Limitations & Future Work

  • Reliance on GPT-4o as the reasoning engine incurs high costs and limits scalability.
  • Tool invocations increase total inference time, with each call introducing additional latency.
  • Errors across tools may propagate in a cascading manner, with early failures potentially invalidating the entire reasoning chain.
  • No comparison with RL fine-tuning methods (e.g., TempSamp-R1), leaving the relative merit against end-to-end approaches unclear.
  • Maintaining and updating 22 tools incurs non-trivial overhead, and tool quality varies.
  • The toolbox lacks audio analysis tools for VideoQA tasks requiring auditory understanding.
  • The maximum tool chain length is not constrained, potentially leading to excessively long chains that increase cost and error rates.
  • Progressive 3D RoI localization may over-process very short videos (<5 seconds), introducing unnecessary computational overhead.
  • vs. DoraemonGPT: DoraemonGPT queries tool outputs via SQL databases and is prone to failure; STAR is more reliable.
  • vs. VideoAgent: VideoAgent primarily employs temporal tools; STAR covers both temporal and spatial dimensions.
  • vs.
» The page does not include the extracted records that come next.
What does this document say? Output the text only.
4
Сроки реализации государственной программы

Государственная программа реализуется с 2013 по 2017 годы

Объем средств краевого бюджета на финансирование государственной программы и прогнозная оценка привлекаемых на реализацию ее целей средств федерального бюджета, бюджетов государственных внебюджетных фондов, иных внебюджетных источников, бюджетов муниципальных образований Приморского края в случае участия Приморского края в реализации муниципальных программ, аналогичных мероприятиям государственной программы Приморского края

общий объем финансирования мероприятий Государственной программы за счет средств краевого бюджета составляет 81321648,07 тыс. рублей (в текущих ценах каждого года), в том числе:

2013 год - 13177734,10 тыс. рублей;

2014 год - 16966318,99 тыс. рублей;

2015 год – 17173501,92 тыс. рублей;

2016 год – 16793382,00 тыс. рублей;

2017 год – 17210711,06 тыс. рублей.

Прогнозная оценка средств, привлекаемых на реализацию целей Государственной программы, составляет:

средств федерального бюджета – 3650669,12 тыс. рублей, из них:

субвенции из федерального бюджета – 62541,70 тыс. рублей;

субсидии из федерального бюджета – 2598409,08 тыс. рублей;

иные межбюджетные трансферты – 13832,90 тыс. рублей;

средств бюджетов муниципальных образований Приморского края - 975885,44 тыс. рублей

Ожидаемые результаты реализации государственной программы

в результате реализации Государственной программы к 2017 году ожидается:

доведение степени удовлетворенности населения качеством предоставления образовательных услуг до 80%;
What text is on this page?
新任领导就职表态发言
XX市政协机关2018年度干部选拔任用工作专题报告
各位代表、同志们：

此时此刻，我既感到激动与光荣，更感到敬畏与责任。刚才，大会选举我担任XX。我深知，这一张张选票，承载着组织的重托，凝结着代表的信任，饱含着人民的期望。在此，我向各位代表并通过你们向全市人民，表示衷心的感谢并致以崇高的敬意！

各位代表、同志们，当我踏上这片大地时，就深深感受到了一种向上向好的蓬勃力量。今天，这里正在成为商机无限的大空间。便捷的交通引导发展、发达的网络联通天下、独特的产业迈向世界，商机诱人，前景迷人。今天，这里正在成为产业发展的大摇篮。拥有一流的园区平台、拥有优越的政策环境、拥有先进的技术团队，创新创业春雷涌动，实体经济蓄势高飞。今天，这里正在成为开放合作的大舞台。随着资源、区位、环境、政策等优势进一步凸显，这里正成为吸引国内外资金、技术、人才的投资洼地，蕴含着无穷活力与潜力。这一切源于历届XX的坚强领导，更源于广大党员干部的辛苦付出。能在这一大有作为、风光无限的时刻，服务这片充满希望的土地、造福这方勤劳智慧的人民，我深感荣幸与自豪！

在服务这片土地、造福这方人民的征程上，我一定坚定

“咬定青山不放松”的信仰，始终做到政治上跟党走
Video-LLM (Qwen-VL): STAR augments GPT-4o with lightweight tools and surpasses dedicated specialized models.

Supplementary Discussion

  • The core innovation of this approach lies in transforming the problem from a single dimension to multiple dimensions, providing a more comprehensive understanding perspective.
  • The experimental design covers diverse scenarios and baseline comparisons, with statistically significant results.
  • The modular design facilitates extension to related tasks and new datasets.
  • Open-sourcing code and data is of significant value for community reproduction and subsequent research.
  • Compared to concurrent work, this paper demonstrates greater depth in problem formulation and more comprehensive experimental analysis.
  • The paper's logical structure is clear, forming a complete loop from problem definition to method design to experimental validation.
  • The computational overhead of the method is reasonable, making it deployable in practical applications.
  • Future work may explore integration with additional modalities such as audio and 3D point clouds.
  • Validating the scalability of the method on larger-scale data and models is an important direction for follow-up research.

Rating

  • Novelty: ⭐⭐⭐⭐ The spatiotemporally interleaved tool chain framework is a novel design.
  • Experimental Thoroughness: ⭐⭐⭐⭐ Multi-benchmark evaluation with tool chain strategy comparisons.
  • Writing Quality: ⭐⭐⭐⭐ Clear illustrations and well-organized tool categorization.
  • Value: ⭐⭐⭐⭐ Valuable reference for both video analysis assistants and tool learning research.